La situación recuerda a la canicule de 2003, cuando Europa sufrió un episodio mortal que dejó más de 15.000 fallecimientos en Francia. En aquel entonces, el sistema de alerta meteorológica fue creado tras el trauma causado, pero hoy los expertos destacan que el impacto actual es aún más grave. «Más de la mitad de las muertes ocurrieron entre el 25 y el 27 de junio», explicó la agencia nacional de salud francesa, que no vinculó claramente cada fallecimiento al calor.

Los incendios, que no dan tregua, añaden una capa de peligro. En Bordeaux, dos bomberos perdieron la vida al intentar controlar un fuego en el área de la ría. El país enfrenta un desafío complejo: aulas sin climatización, hospitales saturados y una población anciana especialmente vulnerable. «El umbral de calor extremo no ha sido superado», alertó un funcionario, mientras se discute si las medidas de prevención son suficientes para evitar un escenario aún más crítico.

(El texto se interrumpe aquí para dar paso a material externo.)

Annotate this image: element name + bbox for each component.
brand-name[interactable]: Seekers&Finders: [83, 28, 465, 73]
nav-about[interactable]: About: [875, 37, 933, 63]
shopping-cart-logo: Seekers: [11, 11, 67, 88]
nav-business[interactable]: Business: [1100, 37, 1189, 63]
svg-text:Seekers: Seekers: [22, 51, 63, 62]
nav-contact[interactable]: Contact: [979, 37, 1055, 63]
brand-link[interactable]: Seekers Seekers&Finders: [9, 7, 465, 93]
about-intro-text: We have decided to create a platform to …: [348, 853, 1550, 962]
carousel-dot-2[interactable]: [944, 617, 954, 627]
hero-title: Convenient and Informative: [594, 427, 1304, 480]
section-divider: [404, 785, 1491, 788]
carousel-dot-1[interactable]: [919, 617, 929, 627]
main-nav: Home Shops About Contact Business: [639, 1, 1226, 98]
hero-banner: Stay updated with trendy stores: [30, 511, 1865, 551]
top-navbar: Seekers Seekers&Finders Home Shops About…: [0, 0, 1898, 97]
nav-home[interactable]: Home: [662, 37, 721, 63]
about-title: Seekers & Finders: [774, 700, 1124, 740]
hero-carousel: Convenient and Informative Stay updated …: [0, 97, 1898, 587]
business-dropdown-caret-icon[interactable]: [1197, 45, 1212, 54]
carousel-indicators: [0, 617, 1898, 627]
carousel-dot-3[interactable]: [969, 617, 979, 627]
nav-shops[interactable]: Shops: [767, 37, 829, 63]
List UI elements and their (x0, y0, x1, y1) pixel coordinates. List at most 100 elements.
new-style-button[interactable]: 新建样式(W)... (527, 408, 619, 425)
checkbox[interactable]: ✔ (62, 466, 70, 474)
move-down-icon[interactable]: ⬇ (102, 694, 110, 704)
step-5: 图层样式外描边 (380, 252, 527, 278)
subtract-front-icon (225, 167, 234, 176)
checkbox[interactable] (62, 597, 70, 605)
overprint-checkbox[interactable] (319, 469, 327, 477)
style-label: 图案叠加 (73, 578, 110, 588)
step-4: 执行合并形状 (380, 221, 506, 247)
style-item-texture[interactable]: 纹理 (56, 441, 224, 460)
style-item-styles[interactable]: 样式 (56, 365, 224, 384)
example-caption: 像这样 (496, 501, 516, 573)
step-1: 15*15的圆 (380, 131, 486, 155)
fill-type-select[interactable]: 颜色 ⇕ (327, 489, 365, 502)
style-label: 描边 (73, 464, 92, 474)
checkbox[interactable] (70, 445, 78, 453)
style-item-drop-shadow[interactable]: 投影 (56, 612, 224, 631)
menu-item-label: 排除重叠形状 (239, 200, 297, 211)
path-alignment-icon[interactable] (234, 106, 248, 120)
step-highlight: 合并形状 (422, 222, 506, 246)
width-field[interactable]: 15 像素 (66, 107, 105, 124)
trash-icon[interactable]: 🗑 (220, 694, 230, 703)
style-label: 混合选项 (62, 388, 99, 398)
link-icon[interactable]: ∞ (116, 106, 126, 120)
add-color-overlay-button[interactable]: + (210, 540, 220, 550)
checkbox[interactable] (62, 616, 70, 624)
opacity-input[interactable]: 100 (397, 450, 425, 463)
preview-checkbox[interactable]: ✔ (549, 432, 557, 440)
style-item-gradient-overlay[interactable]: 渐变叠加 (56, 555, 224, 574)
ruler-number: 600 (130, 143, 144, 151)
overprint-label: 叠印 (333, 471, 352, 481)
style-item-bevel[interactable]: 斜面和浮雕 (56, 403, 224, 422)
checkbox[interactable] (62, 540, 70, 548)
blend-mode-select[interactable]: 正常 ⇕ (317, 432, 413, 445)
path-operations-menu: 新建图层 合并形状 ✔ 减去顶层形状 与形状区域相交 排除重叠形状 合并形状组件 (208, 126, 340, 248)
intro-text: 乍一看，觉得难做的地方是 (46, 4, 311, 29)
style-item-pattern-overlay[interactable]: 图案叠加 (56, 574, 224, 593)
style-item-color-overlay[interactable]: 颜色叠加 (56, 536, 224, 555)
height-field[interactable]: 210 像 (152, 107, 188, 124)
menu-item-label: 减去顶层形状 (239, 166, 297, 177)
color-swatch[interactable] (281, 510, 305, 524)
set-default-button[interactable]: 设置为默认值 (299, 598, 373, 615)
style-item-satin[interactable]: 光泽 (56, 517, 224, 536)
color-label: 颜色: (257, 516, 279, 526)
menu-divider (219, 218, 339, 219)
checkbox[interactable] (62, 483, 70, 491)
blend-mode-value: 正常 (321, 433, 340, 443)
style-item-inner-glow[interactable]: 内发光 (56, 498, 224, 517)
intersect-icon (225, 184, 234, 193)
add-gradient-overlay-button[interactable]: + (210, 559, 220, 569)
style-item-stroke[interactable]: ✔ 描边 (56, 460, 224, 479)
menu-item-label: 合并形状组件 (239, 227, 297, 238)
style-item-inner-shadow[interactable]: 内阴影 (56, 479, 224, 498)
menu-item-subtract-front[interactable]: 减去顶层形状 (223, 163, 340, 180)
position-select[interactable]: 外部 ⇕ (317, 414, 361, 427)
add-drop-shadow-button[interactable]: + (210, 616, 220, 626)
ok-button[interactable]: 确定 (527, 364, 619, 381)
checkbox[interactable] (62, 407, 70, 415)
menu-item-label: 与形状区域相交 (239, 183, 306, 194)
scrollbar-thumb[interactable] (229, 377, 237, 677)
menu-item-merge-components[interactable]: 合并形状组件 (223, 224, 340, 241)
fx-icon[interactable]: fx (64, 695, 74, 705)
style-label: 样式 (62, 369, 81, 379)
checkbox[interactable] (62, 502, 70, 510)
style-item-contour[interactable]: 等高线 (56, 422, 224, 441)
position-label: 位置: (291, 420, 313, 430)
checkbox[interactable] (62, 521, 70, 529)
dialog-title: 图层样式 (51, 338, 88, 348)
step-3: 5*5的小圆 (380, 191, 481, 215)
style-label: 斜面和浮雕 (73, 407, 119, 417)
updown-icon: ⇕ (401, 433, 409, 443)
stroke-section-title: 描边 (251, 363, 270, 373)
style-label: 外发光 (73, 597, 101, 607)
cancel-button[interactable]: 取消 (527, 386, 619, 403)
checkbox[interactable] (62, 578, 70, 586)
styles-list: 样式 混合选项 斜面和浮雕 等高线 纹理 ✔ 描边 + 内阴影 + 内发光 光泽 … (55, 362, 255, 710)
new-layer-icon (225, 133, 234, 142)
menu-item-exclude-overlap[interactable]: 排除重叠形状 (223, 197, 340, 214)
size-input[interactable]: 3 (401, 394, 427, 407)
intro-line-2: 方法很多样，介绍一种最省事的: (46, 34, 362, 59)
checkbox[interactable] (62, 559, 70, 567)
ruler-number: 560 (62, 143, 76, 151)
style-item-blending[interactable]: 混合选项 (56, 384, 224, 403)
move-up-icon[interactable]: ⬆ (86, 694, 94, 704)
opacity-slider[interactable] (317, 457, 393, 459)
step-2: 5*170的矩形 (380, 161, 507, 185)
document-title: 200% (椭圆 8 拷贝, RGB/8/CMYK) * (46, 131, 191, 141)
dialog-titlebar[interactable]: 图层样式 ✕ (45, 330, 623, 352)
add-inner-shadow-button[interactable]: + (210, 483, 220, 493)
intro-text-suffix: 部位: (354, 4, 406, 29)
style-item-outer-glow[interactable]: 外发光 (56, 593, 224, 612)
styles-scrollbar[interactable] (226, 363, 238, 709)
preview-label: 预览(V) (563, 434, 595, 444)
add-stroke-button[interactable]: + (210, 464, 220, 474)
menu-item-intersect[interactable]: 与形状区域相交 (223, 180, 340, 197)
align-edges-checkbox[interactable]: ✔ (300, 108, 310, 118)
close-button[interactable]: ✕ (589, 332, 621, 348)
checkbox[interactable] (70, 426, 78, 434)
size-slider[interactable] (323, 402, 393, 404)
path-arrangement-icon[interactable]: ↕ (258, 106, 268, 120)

El contexto internacional también es clave. Mientras Francia lucha contra el calor, otras regiones de Europa enfrentan condiciones similares, lo que podría multiplicar el impacto de la crisis. La falta de infraestructura adecuada y la escasez de recursos en hospitales y centros de salud reforzan la crítica sobre la preparación del Estado. «Estamos en un momento donde el plan de contingencia se ve superado», afirmó un portavoz, señalando que el sistema no está alineado con los efectos de fenómenos climáticos extremos.

El país aún lucha contra incendios y una crisis sanitaria, mientras se evalúa la efectividad de las medidas tomadas para mitigar el impacto de las temperaturas récord.